SSL Decryption fails for certain HTTPS sites with error: ERR_SSL_PROTOCOL_ERROR ;client hs_type 0
58440
Created On 01/21/20 11:15 AM - Last Modified 08/20/20 08:55 AM
Symptom
SSL Decryption fails for certain HTTPS sites with error: ERR_SSL_PROTOCOL_ERROR
Environment
Client---------> PA( decryption ) ----------> Internet --HTTPs sites
Forward-Proxy configured on the PA firewall
Information needed for troubleshooting:
- Client machine pcap
- All four stages on the firewall involved with decryption
- Flow Basic
- SSL Basic
- Proxy Basic
Cause
Access to certain sites fails with decryption when client requests for ssl renegotiation while existing handshake is on-going. This is triggered from the client side and can be seen on the Client Key exchange with type 0 Hello Request.
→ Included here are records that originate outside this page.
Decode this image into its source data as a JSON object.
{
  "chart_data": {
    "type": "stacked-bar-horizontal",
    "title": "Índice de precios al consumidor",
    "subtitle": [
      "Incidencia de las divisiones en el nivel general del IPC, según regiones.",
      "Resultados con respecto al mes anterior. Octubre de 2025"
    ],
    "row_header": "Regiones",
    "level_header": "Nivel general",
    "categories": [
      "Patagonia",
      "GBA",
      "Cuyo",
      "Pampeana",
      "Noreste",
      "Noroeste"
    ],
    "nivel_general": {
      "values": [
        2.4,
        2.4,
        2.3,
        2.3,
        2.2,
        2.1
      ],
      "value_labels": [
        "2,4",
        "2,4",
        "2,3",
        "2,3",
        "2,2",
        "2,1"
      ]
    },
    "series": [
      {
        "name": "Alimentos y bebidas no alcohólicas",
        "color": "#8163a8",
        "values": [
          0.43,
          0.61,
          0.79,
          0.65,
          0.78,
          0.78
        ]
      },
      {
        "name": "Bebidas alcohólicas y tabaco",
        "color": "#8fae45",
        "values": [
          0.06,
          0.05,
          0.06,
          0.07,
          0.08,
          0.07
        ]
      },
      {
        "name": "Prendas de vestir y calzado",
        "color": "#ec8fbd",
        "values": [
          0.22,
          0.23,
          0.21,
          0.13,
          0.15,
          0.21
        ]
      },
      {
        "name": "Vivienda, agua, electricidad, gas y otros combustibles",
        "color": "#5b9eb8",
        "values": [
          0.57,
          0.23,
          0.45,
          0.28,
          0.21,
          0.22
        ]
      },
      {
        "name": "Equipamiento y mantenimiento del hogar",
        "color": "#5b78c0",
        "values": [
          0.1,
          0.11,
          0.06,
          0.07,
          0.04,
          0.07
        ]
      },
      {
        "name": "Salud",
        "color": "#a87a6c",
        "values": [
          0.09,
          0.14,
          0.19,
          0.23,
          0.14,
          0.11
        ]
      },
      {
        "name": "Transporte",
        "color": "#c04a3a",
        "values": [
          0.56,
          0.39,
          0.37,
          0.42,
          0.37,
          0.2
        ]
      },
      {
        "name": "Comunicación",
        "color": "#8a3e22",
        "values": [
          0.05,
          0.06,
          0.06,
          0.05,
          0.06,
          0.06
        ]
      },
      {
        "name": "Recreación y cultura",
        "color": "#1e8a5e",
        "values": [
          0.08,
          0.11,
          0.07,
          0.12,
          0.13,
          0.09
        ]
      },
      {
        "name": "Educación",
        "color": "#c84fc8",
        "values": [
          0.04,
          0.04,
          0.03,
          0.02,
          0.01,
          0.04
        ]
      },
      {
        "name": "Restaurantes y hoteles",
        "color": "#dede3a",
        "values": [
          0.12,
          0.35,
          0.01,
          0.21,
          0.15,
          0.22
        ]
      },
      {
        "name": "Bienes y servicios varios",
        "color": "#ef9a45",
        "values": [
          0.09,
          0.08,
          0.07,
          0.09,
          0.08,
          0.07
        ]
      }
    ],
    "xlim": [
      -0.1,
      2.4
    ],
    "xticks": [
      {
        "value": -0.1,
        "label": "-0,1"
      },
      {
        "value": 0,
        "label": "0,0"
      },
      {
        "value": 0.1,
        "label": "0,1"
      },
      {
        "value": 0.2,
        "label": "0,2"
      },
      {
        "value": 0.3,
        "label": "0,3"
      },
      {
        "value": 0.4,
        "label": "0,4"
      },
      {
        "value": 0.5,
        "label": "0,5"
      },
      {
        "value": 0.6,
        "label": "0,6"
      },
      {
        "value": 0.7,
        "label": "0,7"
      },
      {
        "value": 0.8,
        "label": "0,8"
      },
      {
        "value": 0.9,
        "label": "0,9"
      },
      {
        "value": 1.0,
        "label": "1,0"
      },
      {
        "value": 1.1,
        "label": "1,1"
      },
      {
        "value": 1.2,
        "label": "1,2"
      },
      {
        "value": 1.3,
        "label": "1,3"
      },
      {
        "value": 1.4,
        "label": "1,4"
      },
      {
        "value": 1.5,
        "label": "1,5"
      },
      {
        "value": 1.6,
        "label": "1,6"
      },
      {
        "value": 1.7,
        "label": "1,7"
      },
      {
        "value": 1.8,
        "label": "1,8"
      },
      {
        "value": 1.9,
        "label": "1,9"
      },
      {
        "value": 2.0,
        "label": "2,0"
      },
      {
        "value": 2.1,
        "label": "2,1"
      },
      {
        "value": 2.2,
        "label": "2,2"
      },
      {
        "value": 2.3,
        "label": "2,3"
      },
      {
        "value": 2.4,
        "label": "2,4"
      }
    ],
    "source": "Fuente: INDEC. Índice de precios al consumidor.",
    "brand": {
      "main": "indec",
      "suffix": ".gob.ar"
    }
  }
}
PA does not support SSL/TLS Renegotiation.
Resolution
Workaround:
Create Decryption exception for the HTTPS sites that fail due to SSL renegotiation.
Additional Information
Log Snippets:
2019-12-13 04:14:37.418 -0800 debug: pan_ssl3_process_handshake_msg(pan_ssl3.c:1039): unexpected message client hs_type 0 <<< 2019-12-13 04:14:37.418 -0800 Error: pan_ssl_proxy_handle_rt_hs(pan_ssl_proxy.c:242): pan_ssl3_process_handshake_msg() failed -1 2019-12-13 04:14:37.418 -0800 Error: pan_ssl_proxy_parse_data(pan_ssl_proxy.c:610): pan_ssl_parse_record() failed 192.168.54.10[57615]-->104.47.28.22[443] <<<<<<< 2019-12-13 04:14:37.418 -0800 pan_proxy_handle_error(pan_proxy.c:2118): handle error -1 2019-12-13 04:14:37.418 -0800 debug: pan_proxy_ssl_check_block_error(pan_proxy.c:2102): In session(7846), encounters error_id(-1 PAN_SSL_ERROR_GENERAL), action: skip <<<<<<< 2019-12-13 04:14:37.418 -0800 debug: pan_proxy_ssl_proc_data(pan_proxy_ssl.c:1040): pan_ssl_proxy_parse_data() failed -1, not block 104.47.28.22[443]-->10.193.82.54[4708]
PCAP: Session-ID field in Client Hello Request.